Обычно по утрам, после завтрака, повторял я английские слова, выписанные накануне. Два раза в день повторял – утром и перед отбоем. Это вместо гимнастики, вместо ходьбы на месте, чтобы расшевелить сонные мозги. Потом, уже днем, брался за что посложнее. Только что устроился я на койке со своими словами, поджав под себя ноги, как открылась кормушка: «Десятая! Соберитесь все с вещами!» Этого-то нам и не хватало, начался проклятый денечек. Собирайся, да тащись, да устраивайся на новом месте – пропал день для занятий. Куда бы это, однако? Никогда эти бесы не скажут, вечная таинственность.
– Эй, начальник, начальник! Матрасовки брать? А матрацы? А посуду? – Это уже наша разведка. Если матрацы брать – значит, на этом корпусе куда-то. Если не брать – значит, на другой, а куда? Если матрасовки брать – значит, на первый или на третий: на втором свои дают, и посуду тоже.
– Все забирайте с собой, – говорит неопределенно начальник, туману напускает. Братцы, куда же это нас? Может, в карцер или на работу опять, на первый корпус? Опять, значит, в отказ пойдем, поволокут на строгий режим, на пониженную норму. А может, просто шмон? Это вот не дай Бог, это хуже всего. Книжки у меня распиханы по всей камере на случай шмона, всякие запрещенные вещицы – ножичек, несколько лезвий, шильце самодельное. Все сейчас заметут.
И заметались все! У каждого же своя заначка, своя забота. Скорее в бушлат, в вату засунуть – может, не найдут. В сапог тоже можно – да нет, стали последнее время сапоги брать на рентген. Человек не допросится на этот рентген, а сапоги – пожалуйста. Батюшки, сапоги! Я же их в ремонт сдал.
– Начальник! Звони насчет сапогов – в ремонте у меня сапоги. Без сапогов не пойду, начальник!
Я этого ремонта два месяца добивался, жалобы писал, требовал, бился, только взяли – и на тебе! Вернуть бы живыми, не до ремонта теперь, все к черту полетело. Хорошо, хоть позавтракать успели – к обеду, может, будем уже на новом месте. Куда ж это, однако, нас гонят?

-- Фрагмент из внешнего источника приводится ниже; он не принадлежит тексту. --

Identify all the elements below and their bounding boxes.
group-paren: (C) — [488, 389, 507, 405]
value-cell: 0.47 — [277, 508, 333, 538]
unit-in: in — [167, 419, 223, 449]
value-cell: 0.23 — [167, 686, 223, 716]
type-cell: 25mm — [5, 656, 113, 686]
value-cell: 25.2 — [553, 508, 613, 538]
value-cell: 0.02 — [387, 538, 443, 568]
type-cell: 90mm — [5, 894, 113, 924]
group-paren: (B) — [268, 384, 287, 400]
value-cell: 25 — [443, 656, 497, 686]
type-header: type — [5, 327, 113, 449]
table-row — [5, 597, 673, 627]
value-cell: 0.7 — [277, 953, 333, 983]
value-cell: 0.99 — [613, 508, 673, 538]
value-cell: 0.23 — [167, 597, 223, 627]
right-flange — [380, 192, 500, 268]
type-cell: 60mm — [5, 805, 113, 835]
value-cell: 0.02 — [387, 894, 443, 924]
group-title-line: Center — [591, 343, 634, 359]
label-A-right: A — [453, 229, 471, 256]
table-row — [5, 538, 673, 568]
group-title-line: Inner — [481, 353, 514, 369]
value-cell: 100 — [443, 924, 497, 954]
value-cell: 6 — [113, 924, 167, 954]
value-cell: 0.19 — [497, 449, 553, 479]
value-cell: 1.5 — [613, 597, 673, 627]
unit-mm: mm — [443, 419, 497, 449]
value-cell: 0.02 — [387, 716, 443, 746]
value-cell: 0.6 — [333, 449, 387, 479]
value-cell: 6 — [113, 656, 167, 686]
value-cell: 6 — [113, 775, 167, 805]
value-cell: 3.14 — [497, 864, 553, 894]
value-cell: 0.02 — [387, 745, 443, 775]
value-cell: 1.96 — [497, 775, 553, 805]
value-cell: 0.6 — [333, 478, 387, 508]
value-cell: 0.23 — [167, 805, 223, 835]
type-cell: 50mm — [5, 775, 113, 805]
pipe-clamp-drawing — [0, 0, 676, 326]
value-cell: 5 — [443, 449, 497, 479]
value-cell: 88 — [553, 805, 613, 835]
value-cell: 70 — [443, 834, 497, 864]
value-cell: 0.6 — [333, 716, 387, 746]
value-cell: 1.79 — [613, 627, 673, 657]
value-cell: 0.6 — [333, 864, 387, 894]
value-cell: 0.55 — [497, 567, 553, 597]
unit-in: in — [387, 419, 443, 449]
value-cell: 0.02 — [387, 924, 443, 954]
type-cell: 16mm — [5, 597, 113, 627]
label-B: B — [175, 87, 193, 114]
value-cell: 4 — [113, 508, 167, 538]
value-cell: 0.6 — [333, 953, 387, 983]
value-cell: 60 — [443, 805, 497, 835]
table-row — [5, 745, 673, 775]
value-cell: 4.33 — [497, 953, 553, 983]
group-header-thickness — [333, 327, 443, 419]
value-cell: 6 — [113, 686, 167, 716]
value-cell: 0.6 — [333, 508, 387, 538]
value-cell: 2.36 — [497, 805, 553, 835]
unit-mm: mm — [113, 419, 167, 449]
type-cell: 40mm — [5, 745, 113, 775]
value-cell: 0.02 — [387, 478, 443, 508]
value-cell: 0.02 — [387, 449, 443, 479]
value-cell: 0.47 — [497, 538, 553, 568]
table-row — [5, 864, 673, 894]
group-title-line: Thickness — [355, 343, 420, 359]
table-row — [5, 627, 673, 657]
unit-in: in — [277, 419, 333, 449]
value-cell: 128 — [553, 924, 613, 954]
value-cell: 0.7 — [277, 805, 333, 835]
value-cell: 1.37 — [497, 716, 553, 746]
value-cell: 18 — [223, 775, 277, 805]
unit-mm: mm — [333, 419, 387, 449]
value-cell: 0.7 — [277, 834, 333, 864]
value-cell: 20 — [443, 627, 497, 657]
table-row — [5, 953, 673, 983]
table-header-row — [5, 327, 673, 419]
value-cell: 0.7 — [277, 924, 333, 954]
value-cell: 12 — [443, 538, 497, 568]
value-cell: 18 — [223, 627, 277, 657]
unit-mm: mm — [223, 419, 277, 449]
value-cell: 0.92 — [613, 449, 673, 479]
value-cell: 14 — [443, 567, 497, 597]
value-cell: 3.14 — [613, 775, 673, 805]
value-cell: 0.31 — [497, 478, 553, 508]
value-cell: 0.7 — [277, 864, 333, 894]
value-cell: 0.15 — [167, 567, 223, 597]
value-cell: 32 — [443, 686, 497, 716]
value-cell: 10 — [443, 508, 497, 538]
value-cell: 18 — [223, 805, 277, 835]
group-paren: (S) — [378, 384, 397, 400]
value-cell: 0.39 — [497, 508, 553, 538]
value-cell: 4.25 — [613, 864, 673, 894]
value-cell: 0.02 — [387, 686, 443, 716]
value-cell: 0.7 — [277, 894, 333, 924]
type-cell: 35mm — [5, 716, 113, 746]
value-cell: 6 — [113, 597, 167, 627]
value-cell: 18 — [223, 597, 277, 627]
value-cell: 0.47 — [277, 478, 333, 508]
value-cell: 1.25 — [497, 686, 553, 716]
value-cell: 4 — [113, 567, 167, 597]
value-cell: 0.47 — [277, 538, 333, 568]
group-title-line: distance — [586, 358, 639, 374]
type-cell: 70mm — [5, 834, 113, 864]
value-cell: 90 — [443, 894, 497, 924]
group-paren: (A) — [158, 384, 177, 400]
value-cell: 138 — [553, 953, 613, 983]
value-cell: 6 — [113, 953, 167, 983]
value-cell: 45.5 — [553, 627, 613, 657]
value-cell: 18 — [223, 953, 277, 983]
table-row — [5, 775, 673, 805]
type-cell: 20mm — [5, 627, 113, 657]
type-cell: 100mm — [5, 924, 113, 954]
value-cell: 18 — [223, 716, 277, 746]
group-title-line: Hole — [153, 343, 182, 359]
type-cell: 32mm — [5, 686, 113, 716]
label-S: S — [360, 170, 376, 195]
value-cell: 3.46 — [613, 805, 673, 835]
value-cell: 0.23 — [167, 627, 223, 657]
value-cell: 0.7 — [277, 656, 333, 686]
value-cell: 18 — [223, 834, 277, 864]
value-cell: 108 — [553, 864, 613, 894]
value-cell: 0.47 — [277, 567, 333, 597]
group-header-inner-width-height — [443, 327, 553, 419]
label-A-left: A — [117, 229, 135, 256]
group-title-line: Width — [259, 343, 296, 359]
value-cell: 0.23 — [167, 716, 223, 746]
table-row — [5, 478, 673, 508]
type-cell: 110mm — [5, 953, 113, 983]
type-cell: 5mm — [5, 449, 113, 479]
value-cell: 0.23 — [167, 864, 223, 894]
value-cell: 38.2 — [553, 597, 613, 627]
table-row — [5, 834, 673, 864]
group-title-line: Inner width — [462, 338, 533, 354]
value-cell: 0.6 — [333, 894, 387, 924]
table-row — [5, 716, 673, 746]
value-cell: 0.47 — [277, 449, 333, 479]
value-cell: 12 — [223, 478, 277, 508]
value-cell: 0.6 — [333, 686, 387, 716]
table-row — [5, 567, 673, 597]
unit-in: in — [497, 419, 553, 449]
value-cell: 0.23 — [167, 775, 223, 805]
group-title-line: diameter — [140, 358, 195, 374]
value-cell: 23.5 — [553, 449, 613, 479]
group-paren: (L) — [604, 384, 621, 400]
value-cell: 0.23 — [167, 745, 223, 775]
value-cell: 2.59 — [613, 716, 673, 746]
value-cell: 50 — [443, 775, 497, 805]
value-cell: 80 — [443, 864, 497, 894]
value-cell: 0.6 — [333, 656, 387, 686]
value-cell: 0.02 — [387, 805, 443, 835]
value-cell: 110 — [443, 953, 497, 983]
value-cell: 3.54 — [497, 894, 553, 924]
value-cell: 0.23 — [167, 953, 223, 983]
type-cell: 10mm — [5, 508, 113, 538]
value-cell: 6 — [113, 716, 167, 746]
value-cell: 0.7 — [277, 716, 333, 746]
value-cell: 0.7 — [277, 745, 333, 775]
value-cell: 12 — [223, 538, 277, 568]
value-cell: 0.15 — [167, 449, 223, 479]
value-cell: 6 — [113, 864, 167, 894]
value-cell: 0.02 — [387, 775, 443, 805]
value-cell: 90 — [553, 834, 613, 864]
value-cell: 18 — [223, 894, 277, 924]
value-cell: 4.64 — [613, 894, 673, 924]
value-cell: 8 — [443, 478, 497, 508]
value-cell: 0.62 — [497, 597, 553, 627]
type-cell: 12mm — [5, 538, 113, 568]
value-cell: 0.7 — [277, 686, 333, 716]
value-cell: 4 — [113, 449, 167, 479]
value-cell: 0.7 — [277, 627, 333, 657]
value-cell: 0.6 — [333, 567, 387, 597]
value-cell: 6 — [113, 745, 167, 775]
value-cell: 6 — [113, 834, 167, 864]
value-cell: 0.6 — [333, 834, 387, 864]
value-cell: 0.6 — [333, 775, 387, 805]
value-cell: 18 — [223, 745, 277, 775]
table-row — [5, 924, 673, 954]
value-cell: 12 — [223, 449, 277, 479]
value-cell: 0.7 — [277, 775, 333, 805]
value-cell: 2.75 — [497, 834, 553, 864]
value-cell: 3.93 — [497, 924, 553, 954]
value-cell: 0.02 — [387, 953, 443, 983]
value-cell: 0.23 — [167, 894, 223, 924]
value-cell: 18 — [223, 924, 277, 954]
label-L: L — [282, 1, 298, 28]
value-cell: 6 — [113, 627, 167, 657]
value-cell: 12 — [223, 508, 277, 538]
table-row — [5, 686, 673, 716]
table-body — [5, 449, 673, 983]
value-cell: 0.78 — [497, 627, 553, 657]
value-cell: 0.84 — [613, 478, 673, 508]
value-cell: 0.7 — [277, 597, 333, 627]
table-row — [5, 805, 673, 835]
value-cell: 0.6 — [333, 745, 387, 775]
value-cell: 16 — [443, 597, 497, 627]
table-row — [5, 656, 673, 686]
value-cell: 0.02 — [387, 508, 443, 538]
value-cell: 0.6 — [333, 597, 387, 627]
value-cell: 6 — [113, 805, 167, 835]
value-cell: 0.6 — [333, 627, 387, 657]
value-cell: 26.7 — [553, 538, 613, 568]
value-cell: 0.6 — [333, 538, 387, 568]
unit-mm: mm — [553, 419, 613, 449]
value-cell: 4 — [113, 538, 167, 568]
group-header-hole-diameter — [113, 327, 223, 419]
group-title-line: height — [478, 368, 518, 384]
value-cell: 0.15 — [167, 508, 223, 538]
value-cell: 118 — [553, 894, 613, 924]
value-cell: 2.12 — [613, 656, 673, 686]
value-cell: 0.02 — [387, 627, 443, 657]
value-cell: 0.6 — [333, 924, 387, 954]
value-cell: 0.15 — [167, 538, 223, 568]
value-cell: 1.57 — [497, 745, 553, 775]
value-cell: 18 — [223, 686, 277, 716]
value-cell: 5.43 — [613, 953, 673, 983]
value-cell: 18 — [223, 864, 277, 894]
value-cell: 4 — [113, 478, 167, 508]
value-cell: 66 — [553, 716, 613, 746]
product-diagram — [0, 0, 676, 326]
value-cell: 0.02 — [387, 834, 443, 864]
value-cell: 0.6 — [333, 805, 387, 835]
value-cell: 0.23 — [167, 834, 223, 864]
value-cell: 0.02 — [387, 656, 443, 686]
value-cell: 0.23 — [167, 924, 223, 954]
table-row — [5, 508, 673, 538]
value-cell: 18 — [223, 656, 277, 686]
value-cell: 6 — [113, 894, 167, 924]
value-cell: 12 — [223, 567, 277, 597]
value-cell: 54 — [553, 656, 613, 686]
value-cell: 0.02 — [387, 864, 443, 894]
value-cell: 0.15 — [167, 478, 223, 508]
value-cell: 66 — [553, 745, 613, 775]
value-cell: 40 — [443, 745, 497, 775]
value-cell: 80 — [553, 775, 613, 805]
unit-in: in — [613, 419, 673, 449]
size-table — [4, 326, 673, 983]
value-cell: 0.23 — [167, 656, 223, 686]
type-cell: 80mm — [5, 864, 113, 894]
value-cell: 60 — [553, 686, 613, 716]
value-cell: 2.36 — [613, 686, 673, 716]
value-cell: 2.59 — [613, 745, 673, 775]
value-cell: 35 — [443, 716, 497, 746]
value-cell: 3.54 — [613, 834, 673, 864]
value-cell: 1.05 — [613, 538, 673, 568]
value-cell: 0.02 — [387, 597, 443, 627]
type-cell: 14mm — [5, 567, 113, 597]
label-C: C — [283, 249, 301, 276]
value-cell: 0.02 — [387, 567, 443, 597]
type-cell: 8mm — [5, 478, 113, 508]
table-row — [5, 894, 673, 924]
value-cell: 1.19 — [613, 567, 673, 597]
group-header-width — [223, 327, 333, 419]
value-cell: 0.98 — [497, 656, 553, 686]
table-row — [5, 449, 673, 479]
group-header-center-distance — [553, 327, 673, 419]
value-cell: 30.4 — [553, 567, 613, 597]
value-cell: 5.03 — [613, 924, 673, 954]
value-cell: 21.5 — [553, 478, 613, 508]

Барахла у меня скопилось жуть, полная матрасовка. Казалось бы, какие вещи могут быть у человека в тюрьме? А и не заметишь, как оброс багажом. Освобождались понемногу ребята, уезжали назад в лагеря и бесценные свои богатства норовили оставить здесь, в наследство остающимся. Грешно увозить из тюрьмы то, что с таким трудом удалось протащить через шмоны. Каждая лишняя вещь – ценность. Вот три иностранных лезвия – за каждое из них можно договориться с баландером, и он будет неделю подогревать наших в карцере – три недели жизни для кого-то, может, и для меня. Тетради общие – тоже ценность, поди их достань. Три шариковые ручки, стержни для ручек, главное же – книги, не дай Бог шмон! Все это богатство скопилось у меня в опасном количестве, и никак я не мог исхитриться передать его кому-нибудь, кто остается дольше меня в тюрьме. Не попадал я с ними в одну камеру – не везло.
Но в общем-то похоже было, что просто переводят нас всех в другую камеру, а потому забрали мы и мыло, и тряпки свои, и веревочки всякие – на новом месте все очень пригодится, особенно если в камере раньше сидели уголовники. После них как после погрома: камера грязная, все побито и поломано, дня два чинить и чистить, мыть да скрести – и ни тряпок, ни мыла у них обычно не водится, поэтому даже половую тряпку забрали мы с собой.
Тьфу, ну, кажется, собрались. «Готовы?» – кричит начальник из-за двери. – Готовы!